What is the minimum force to start rotation in a bar?

EDIT: I forgot about Second Newton's law for rotations and this led to a mistake. Anyway, thanks for the people who answered it and remembered me about law of inertia.

I was thinking about how to "make" things to move without rotate the object, then i tried to calculate the minimum force to start a homogeneous bar to rotate in a x axis. I attached a link.
Could someone check if my answer is correct?

 

[PeroK]

What force is resisting rotation?

 

[pedrovisk]

What force is resisting rotation?

Hi! The bar is at static equilibrium. What I meant with this force F is what "push" I need to do in order to "win" the moment of inertia.

 

[PeroK]

Hi! The bar is at static equilibrium. What I meant with this force F is what "push" I need to do in order to "win" the moment of inertia.

I don't know what "win" means in this context. In the absence of a resisting force, any force (no matter how small) will move and rotate the bar.

 

[Orodruin]

It is like asking what force is required to make an object accelerate when there is no resisting force. F = ma tells you that any net force will result in an acceleration, just as $T = I\alpha$ tells you any net torque will result in an angular acceleration.

 

[pedrovisk]

It is like asking what force is required to make an object accelerate when there is no resisting force. F = ma tells you that any net force will result in an acceleration, just as $T = I\alpha$ tells you any net torque will result in an angular acceleration.

Can't believe i forgot about this. Basic Newton's first law for rotations.

I think I was confused when I was trying to rotate a bar like that. I probably just forgot about the friction.

Anyway, now I'm curious. Is there any meaning for the pic I attached?

 

[pedrovisk]

I don't know what "win" means in this context. In the absence of a resisting force, any force (no matter how small) will move and rotate the bar.

Thanks, you are absolutely right. I was having trouble to understand rotations as a extension of Newton's laws.

Asking the same question I did to Orodruin, what is a possible interpretation for the pic? Did it have a meaning or I should just torn it apart the paper and throw it to the trash? The development of the equations looks so smooth.

 

[PeroK]

Thanks, you are absolutely right. I was having trouble to understand rotations as a extension of Newton's laws.

Asking the same question I did to Orodruin, what is a possible interpretation for the pic? Did it have a meaning or I should just torn it apart the paper and throw it to the trash? The development of the equations looks so smooth.
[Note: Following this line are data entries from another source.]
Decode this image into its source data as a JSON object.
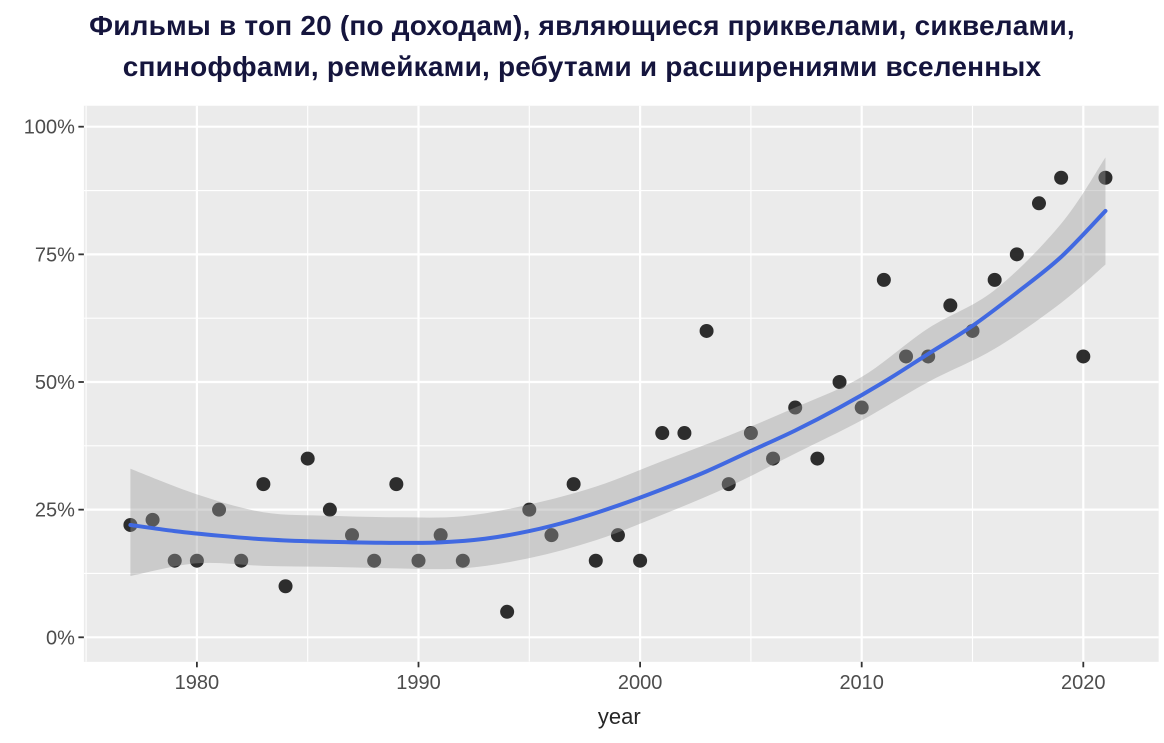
{
  "title": {
    "line1": "Фильмы в топ 20 (по доходам), являющиеся приквелами, сиквелами,",
    "line2": "спиноффами, ремейками, ребутами и расширениями вселенных",
    "color": "#15153d"
  },
  "chart_data": {
    "type": "scatter",
    "title": "Фильмы в топ 20 (по доходам), являющиеся приквелами, сиквелами, спиноффами, ремейками, ребутами и расширениями вселенных",
    "xlabel": "year",
    "ylabel": "",
    "x_ticks": [
      1980,
      1990,
      2000,
      2010,
      2020
    ],
    "x_minor_ticks": [
      1975,
      1985,
      1995,
      2005,
      2015
    ],
    "y_ticks": [
      0,
      25,
      50,
      75,
      100
    ],
    "y_minor_ticks": [
      12.5,
      37.5,
      62.5,
      87.5
    ],
    "y_tick_suffix": "%",
    "xlim": [
      1974.9,
      2023.4
    ],
    "ylim": [
      -4.8,
      104.1
    ],
    "grid": "white major+minor gridlines on grey panel",
    "legend": "none",
    "points": [
      [
        1977,
        22
      ],
      [
        1978,
        23
      ],
      [
        1979,
        15
      ],
      [
        1980,
        15
      ],
      [
        1981,
        25
      ],
      [
        1982,
        15
      ],
      [
        1983,
        30
      ],
      [
        1984,
        10
      ],
      [
        1985,
        35
      ],
      [
        1986,
        25
      ],
      [
        1987,
        20
      ],
      [
        1988,
        15
      ],
      [
        1989,
        30
      ],
      [
        1990,
        15
      ],
      [
        1991,
        20
      ],
      [
        1992,
        15
      ],
      [
        1994,
        5
      ],
      [
        1995,
        25
      ],
      [
        1996,
        20
      ],
      [
        1997,
        30
      ],
      [
        1998,
        15
      ],
      [
        1999,
        20
      ],
      [
        2000,
        15
      ],
      [
        2001,
        40
      ],
      [
        2002,
        40
      ],
      [
        2003,
        60
      ],
      [
        2004,
        30
      ],
      [
        2005,
        40
      ],
      [
        2006,
        35
      ],
      [
        2007,
        45
      ],
      [
        2008,
        35
      ],
      [
        2009,
        50
      ],
      [
        2010,
        45
      ],
      [
        2011,
        70
      ],
      [
        2012,
        55
      ],
      [
        2013,
        55
      ],
      [
        2014,
        65
      ],
      [
        2015,
        60
      ],
      [
        2016,
        70
      ],
      [
        2017,
        75
      ],
      [
        2018,
        85
      ],
      [
        2019,
        90
      ],
      [
        2020,
        55
      ],
      [
        2021,
        90
      ]
    ],
    "smooth_line": [
      [
        1977,
        22
      ],
      [
        1979,
        20.8
      ],
      [
        1981,
        19.9
      ],
      [
        1983,
        19.2
      ],
      [
        1985,
        18.8
      ],
      [
        1987,
        18.6
      ],
      [
        1989,
        18.5
      ],
      [
        1991,
        18.6
      ],
      [
        1993,
        19.3
      ],
      [
        1995,
        20.8
      ],
      [
        1997,
        23
      ],
      [
        1999,
        25.8
      ],
      [
        2001,
        29
      ],
      [
        2003,
        32.5
      ],
      [
        2005,
        36.5
      ],
      [
        2007,
        40.5
      ],
      [
        2009,
        45
      ],
      [
        2011,
        50
      ],
      [
        2013,
        55.5
      ],
      [
        2015,
        61
      ],
      [
        2017,
        67.5
      ],
      [
        2019,
        74.5
      ],
      [
        2021,
        83.5
      ]
    ],
    "confidence_band": [
      [
        1977,
        12,
        33
      ],
      [
        1980,
        14.5,
        28
      ],
      [
        1983,
        14,
        24.5
      ],
      [
        1986,
        13.8,
        23.8
      ],
      [
        1989,
        13.5,
        23.5
      ],
      [
        1992,
        13.5,
        23.7
      ],
      [
        1995,
        15.5,
        26
      ],
      [
        1998,
        19,
        29.5
      ],
      [
        2001,
        24,
        34.5
      ],
      [
        2004,
        29.5,
        39.5
      ],
      [
        2007,
        36,
        45
      ],
      [
        2010,
        42.5,
        51
      ],
      [
        2013,
        50,
        60.5
      ],
      [
        2016,
        56.5,
        68
      ],
      [
        2019,
        65.5,
        81
      ],
      [
        2021,
        73,
        94
      ]
    ],
    "colors": {
      "panel": "#ebebeb",
      "grid": "#ffffff",
      "point": "#1c1c1c",
      "line": "#4169e1",
      "band": "#9a9a9a",
      "tick_label": "#4d4d4d",
      "tick_mark": "#333333",
      "axis_title": "#262626"
    }
  }
}
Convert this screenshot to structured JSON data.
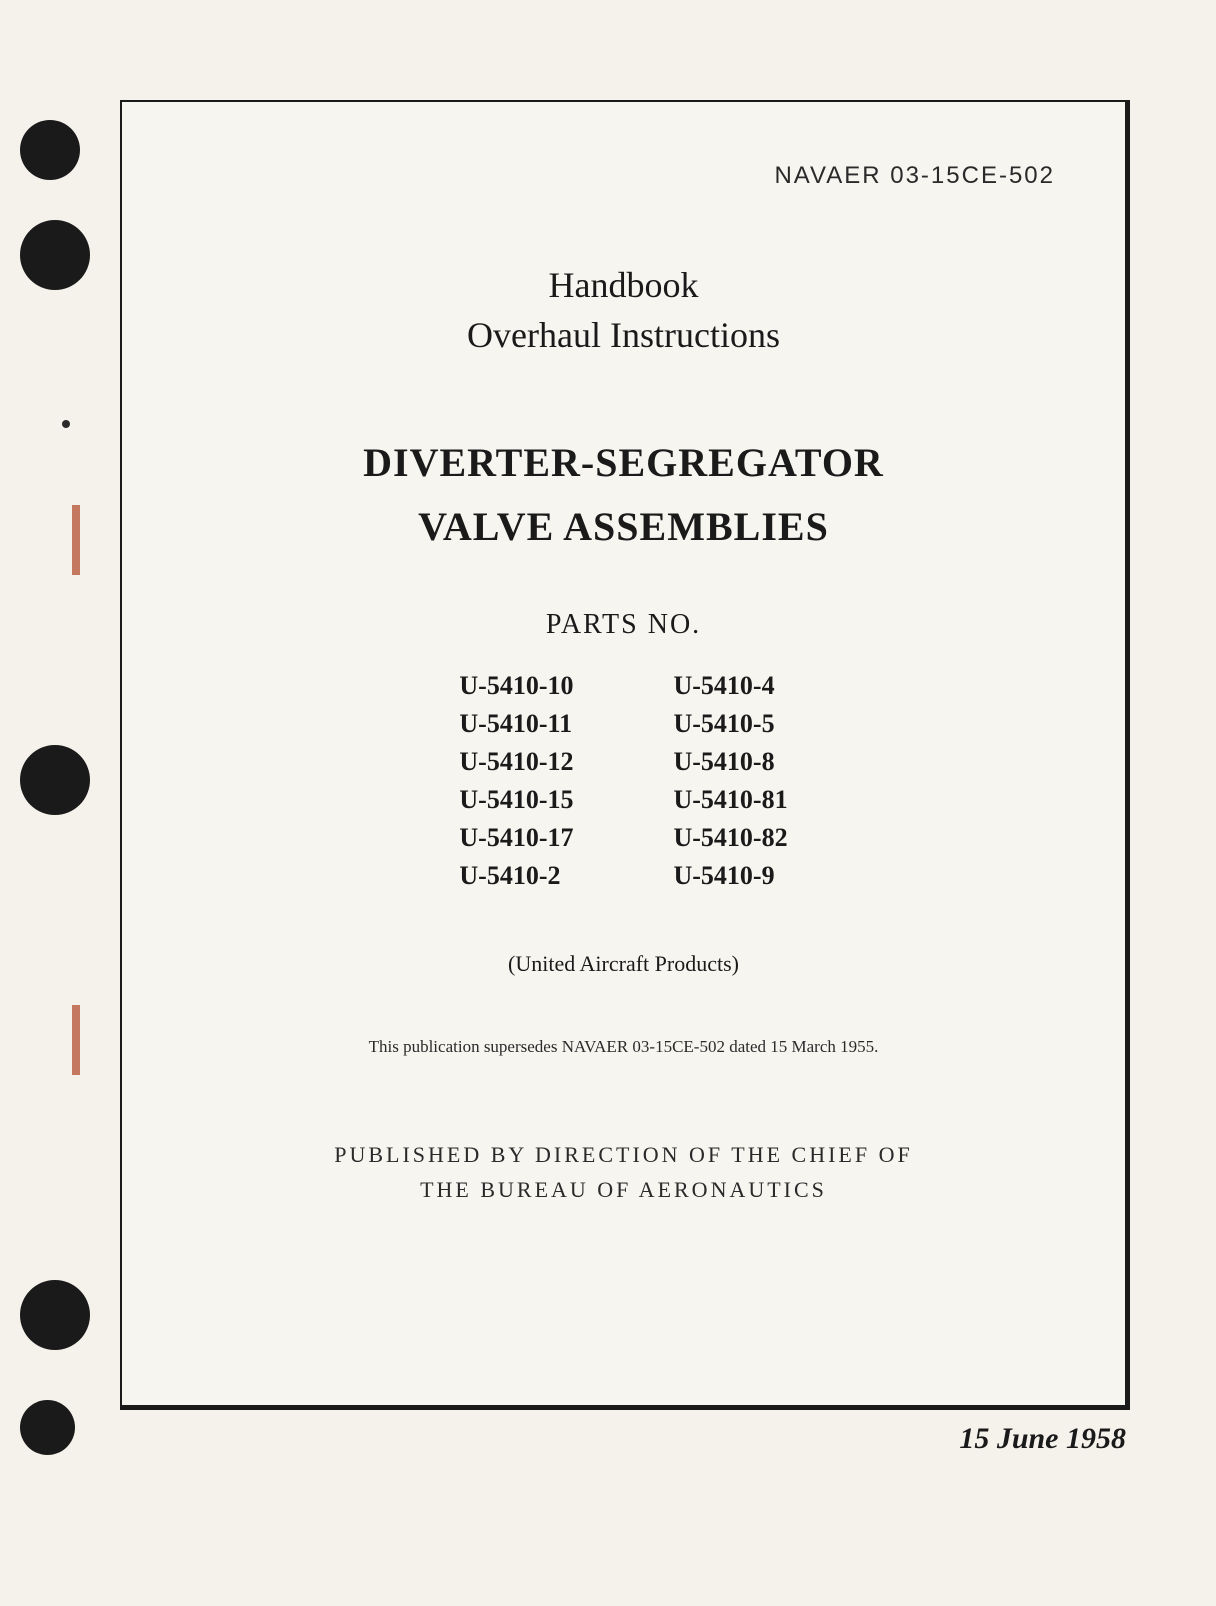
{
  "document": {
    "doc_number": "NAVAER 03-15CE-502",
    "handbook_line1": "Handbook",
    "handbook_line2": "Overhaul Instructions",
    "title_line1": "DIVERTER-SEGREGATOR",
    "title_line2": "VALVE ASSEMBLIES",
    "parts_header": "PARTS NO.",
    "parts_left": [
      "U-5410-10",
      "U-5410-11",
      "U-5410-12",
      "U-5410-15",
      "U-5410-17",
      "U-5410-2"
    ],
    "parts_right": [
      "U-5410-4",
      "U-5410-5",
      "U-5410-8",
      "U-5410-81",
      "U-5410-82",
      "U-5410-9"
    ],
    "manufacturer": "(United Aircraft Products)",
    "supersedes": "This publication supersedes NAVAER 03-15CE-502 dated 15 March 1955.",
    "publisher_line1": "PUBLISHED BY DIRECTION OF THE CHIEF OF",
    "publisher_line2": "THE BUREAU OF AERONAUTICS",
    "date": "15 June 1958"
  },
  "colors": {
    "page_bg": "#f5f2ec",
    "content_bg": "#f7f5f0",
    "text": "#1a1a1a",
    "border": "#1a1a1a",
    "punch": "#1a1a1a",
    "binding": "#c47860"
  }
}
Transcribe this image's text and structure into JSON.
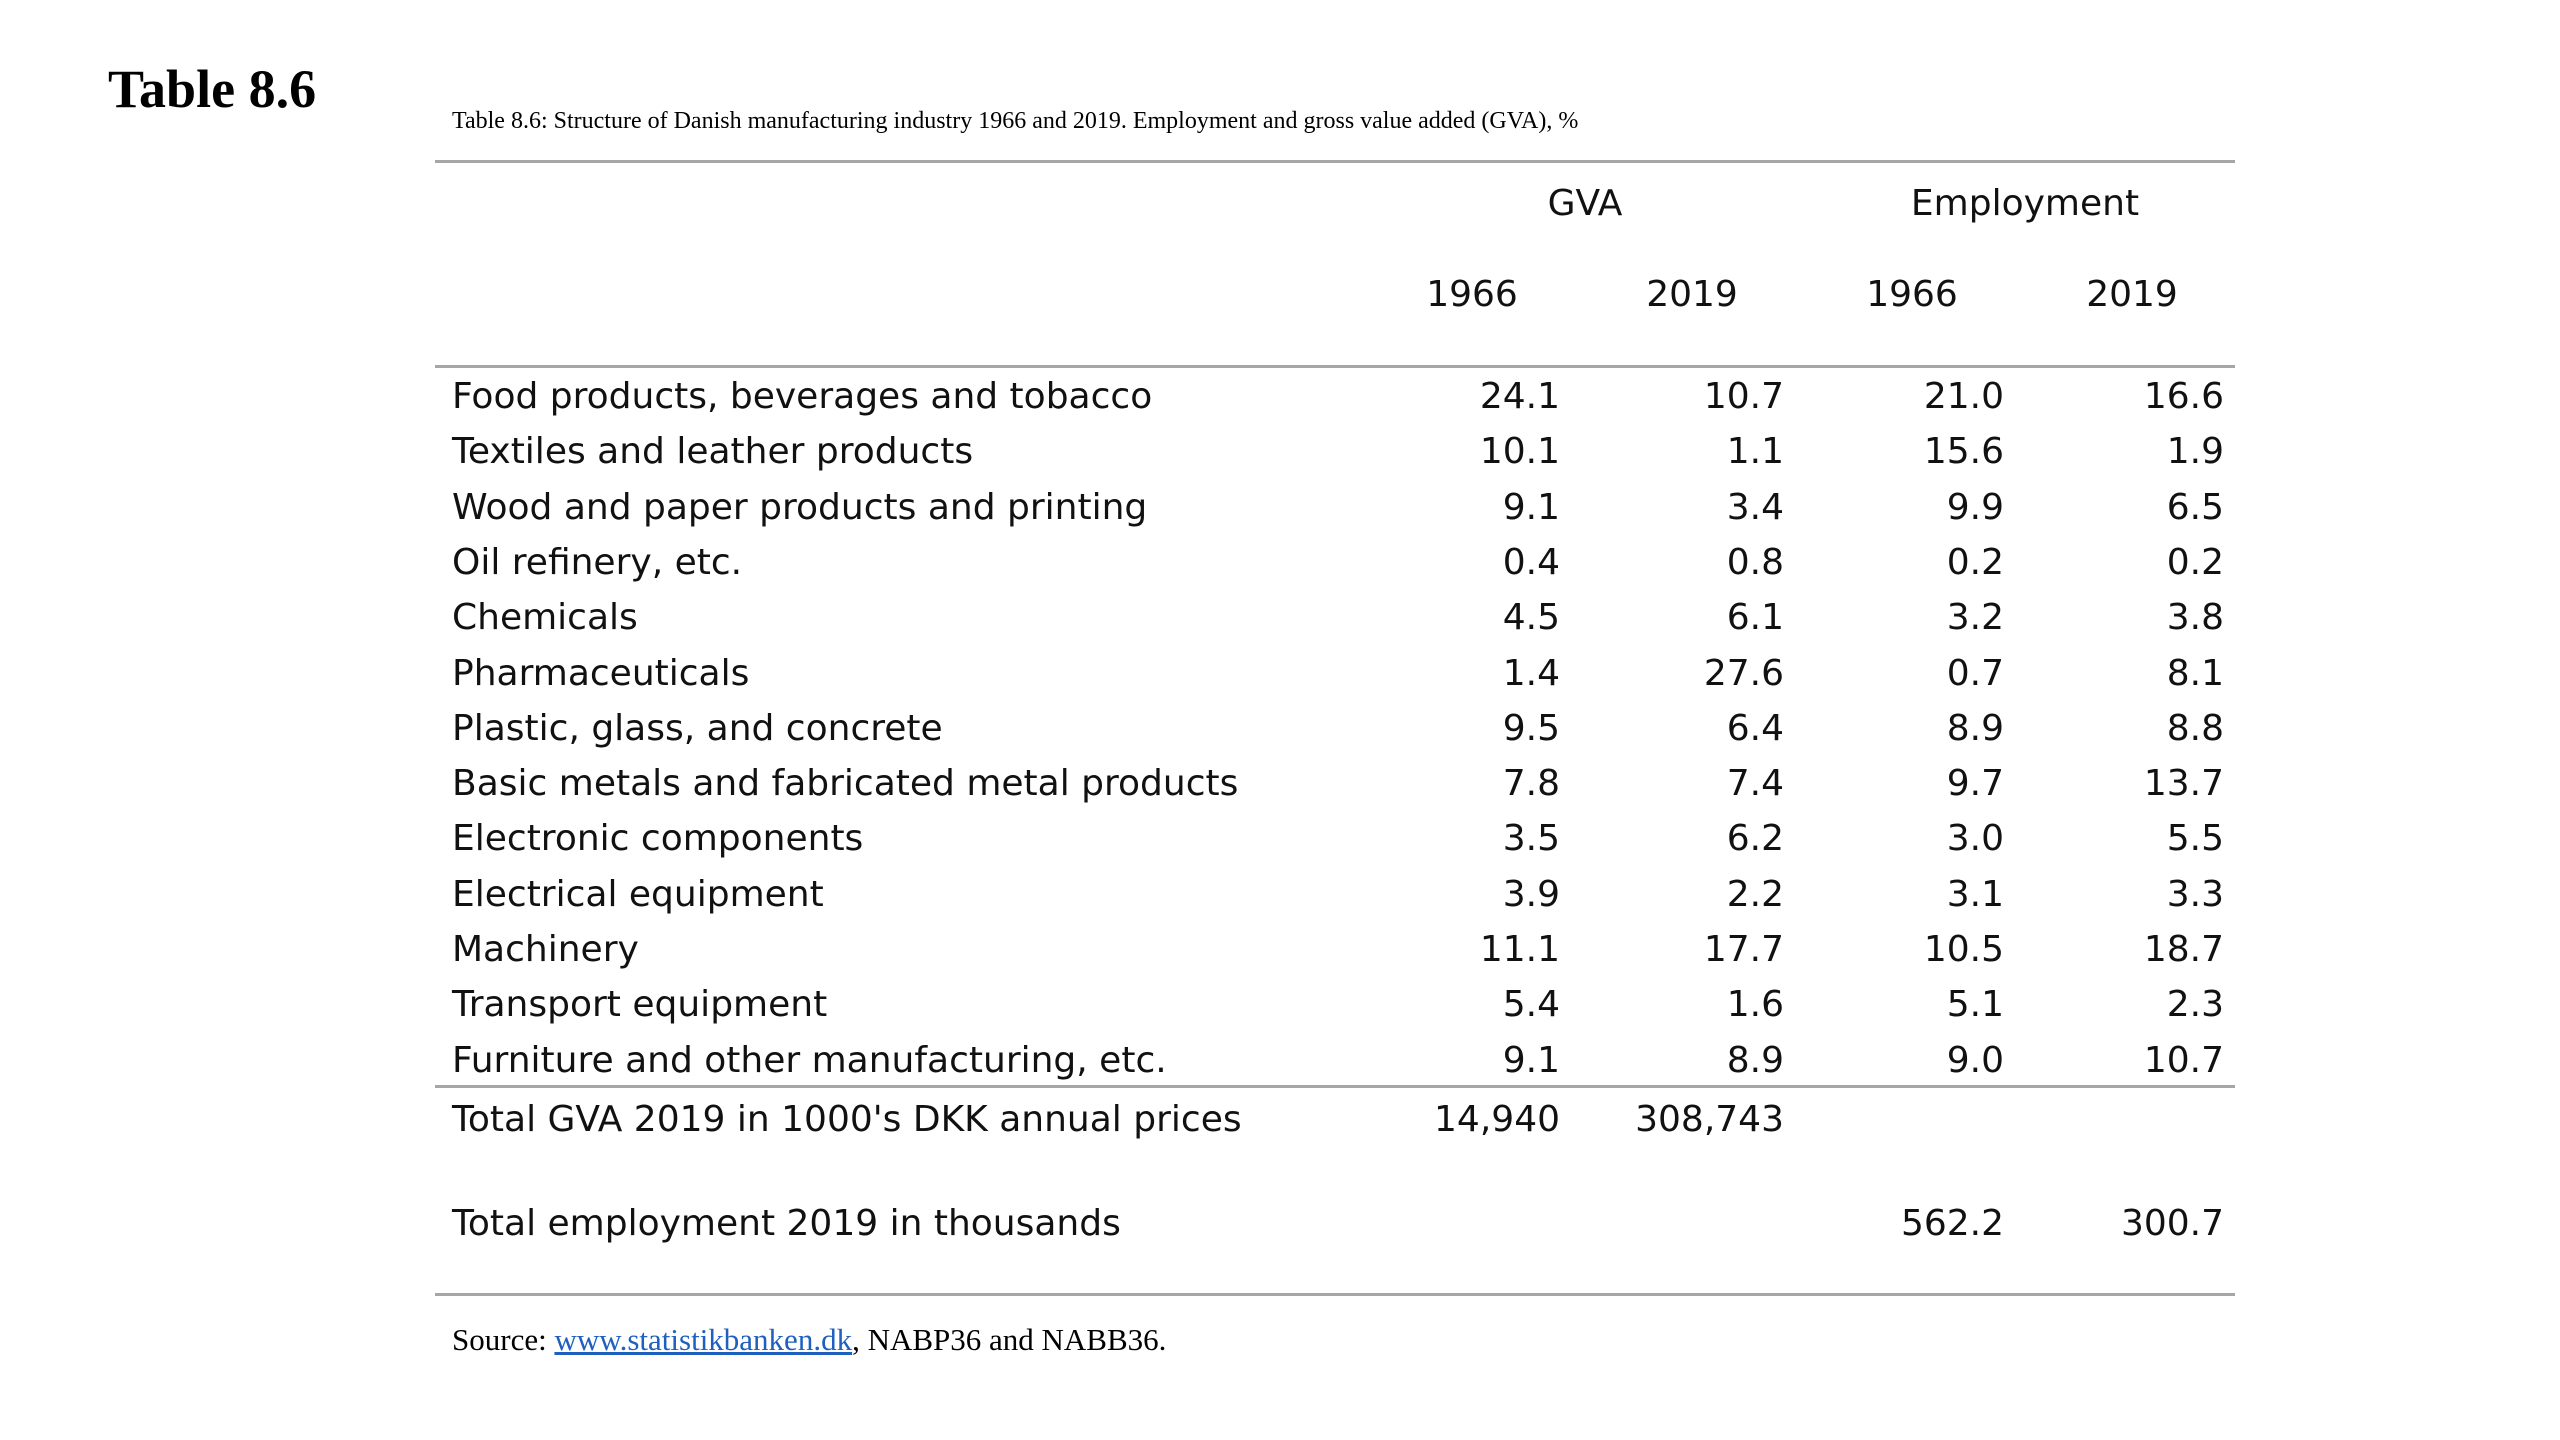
{
  "slide": {
    "title": "Table 8.6"
  },
  "table": {
    "caption": "Table 8.6: Structure of Danish manufacturing industry 1966 and 2019. Employment and gross value added (GVA), %",
    "groups": [
      "GVA",
      "Employment"
    ],
    "years": [
      "1966",
      "2019",
      "1966",
      "2019"
    ],
    "rows": [
      {
        "label": "Food products, beverages and tobacco",
        "gva_1966": "24.1",
        "gva_2019": "10.7",
        "emp_1966": "21.0",
        "emp_2019": "16.6"
      },
      {
        "label": "Textiles and leather products",
        "gva_1966": "10.1",
        "gva_2019": "1.1",
        "emp_1966": "15.6",
        "emp_2019": "1.9"
      },
      {
        "label": "Wood and paper products and printing",
        "gva_1966": "9.1",
        "gva_2019": "3.4",
        "emp_1966": "9.9",
        "emp_2019": "6.5"
      },
      {
        "label": "Oil refinery, etc.",
        "gva_1966": "0.4",
        "gva_2019": "0.8",
        "emp_1966": "0.2",
        "emp_2019": "0.2"
      },
      {
        "label": "Chemicals",
        "gva_1966": "4.5",
        "gva_2019": "6.1",
        "emp_1966": "3.2",
        "emp_2019": "3.8"
      },
      {
        "label": "Pharmaceuticals",
        "gva_1966": "1.4",
        "gva_2019": "27.6",
        "emp_1966": "0.7",
        "emp_2019": "8.1"
      },
      {
        "label": "Plastic, glass, and concrete",
        "gva_1966": "9.5",
        "gva_2019": "6.4",
        "emp_1966": "8.9",
        "emp_2019": "8.8"
      },
      {
        "label": "Basic metals and fabricated metal products",
        "gva_1966": "7.8",
        "gva_2019": "7.4",
        "emp_1966": "9.7",
        "emp_2019": "13.7"
      },
      {
        "label": "Electronic components",
        "gva_1966": "3.5",
        "gva_2019": "6.2",
        "emp_1966": "3.0",
        "emp_2019": "5.5"
      },
      {
        "label": "Electrical equipment",
        "gva_1966": "3.9",
        "gva_2019": "2.2",
        "emp_1966": "3.1",
        "emp_2019": "3.3"
      },
      {
        "label": "Machinery",
        "gva_1966": "11.1",
        "gva_2019": "17.7",
        "emp_1966": "10.5",
        "emp_2019": "18.7"
      },
      {
        "label": "Transport equipment",
        "gva_1966": "5.4",
        "gva_2019": "1.6",
        "emp_1966": "5.1",
        "emp_2019": "2.3"
      },
      {
        "label": "Furniture and other manufacturing, etc.",
        "gva_1966": "9.1",
        "gva_2019": "8.9",
        "emp_1966": "9.0",
        "emp_2019": "10.7"
      }
    ],
    "totals": {
      "gva": {
        "label": "Total GVA 2019 in 1000's DKK annual prices",
        "gva_1966": "14,940",
        "gva_2019": "308,743"
      },
      "employment": {
        "label": "Total employment 2019 in thousands",
        "emp_1966": "562.2",
        "emp_2019": "300.7"
      }
    },
    "source": {
      "prefix": "Source: ",
      "link_text": "www.statistikbanken.dk",
      "suffix": ", NABP36 and NABB36."
    }
  }
}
You have a torque of $F\frac l 2$. Somehow you have an opposing torque of $\frac{mlg}{4}$.

 

[PeroK]

PS gravity acts through the centre of the bar, so it should not produce a torque on the bar about its centre.

 

[A.T.]

I was thinking about how to "make" things to move without rotate the object,

Apply all force through the center of mass, otherwise make sure that the torques cancel.